# ? what now - my RUST colored Hound !



## R E McCraith (Nov 24, 2011)

PIKE is 6yrs old - not the 1st V in my life - hope not the last - PIKE keeps me YOUNG - lap mutt & couch pup - field & feathers is what he was bred 4 - this is what we work so hard 2 get RIGHT ! so the new pup - teen ?s that pop up all the time - also ad - @ 14yrs old - How do I get this RIGHT !!!!!!!!!


----------



## texasred (Jan 29, 2012)

Its different for each household.
I'm facing the same question. I need to have a new pup ready to hunt upland, and waterfowl before I semiretired one. My husband can not imagine a time when Cash will not be in the field with him, so he's no help. 
So I have to ask myself, How many years will it take from the time I start actively looking, to the time a pup would be ready to lay in a goose field with multiple shooters with heavy loads?

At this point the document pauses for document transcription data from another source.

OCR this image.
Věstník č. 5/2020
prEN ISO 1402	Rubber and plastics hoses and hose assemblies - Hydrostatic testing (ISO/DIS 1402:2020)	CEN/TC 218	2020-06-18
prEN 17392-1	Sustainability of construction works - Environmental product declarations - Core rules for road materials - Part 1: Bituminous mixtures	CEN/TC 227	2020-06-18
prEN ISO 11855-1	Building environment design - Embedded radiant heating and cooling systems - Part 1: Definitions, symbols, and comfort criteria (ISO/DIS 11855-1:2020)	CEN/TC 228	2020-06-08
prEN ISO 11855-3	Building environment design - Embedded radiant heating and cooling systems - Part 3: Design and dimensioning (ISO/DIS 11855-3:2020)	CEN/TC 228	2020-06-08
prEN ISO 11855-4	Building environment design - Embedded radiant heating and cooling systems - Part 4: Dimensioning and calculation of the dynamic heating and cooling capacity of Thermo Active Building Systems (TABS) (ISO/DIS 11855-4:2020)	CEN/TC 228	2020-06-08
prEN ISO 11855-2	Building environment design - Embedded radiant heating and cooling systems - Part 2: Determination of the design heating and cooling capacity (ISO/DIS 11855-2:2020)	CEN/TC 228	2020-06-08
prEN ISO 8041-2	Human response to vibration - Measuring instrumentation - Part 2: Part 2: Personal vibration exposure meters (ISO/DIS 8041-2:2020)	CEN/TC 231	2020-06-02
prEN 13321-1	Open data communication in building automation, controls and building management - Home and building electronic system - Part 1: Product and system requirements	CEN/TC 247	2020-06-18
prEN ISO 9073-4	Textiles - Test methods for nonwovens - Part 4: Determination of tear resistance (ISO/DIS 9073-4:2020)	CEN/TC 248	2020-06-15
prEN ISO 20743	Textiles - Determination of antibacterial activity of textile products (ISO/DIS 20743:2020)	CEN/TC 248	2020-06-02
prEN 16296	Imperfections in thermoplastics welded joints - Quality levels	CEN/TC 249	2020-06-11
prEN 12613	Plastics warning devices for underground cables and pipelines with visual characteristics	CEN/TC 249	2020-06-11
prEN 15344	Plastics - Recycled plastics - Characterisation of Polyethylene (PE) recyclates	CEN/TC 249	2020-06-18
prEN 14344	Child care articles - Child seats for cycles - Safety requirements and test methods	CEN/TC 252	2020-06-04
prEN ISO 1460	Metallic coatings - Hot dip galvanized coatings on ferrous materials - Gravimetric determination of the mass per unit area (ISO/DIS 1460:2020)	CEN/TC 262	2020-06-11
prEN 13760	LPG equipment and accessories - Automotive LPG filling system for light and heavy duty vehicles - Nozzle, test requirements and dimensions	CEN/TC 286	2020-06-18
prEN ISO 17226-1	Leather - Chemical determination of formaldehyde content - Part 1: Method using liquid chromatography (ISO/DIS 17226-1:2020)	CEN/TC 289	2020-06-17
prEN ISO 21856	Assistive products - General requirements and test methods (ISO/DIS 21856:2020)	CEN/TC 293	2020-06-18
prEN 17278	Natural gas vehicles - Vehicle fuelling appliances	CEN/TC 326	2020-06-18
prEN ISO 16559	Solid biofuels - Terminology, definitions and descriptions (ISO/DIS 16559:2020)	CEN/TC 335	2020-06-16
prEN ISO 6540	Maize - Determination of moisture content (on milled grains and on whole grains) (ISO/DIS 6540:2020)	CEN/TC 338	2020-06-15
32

Having a dog hunting with me, is a good part of why I enjoy hunting. It just would not be the same without one.

I posted; I start actively looking, but it will be me giving Ken (Willowynd Ranch) a call to find my next pup, and hopefully him doing a good part of the training. That way my husband can enjoy Cash in the field, for as long as possible.


----------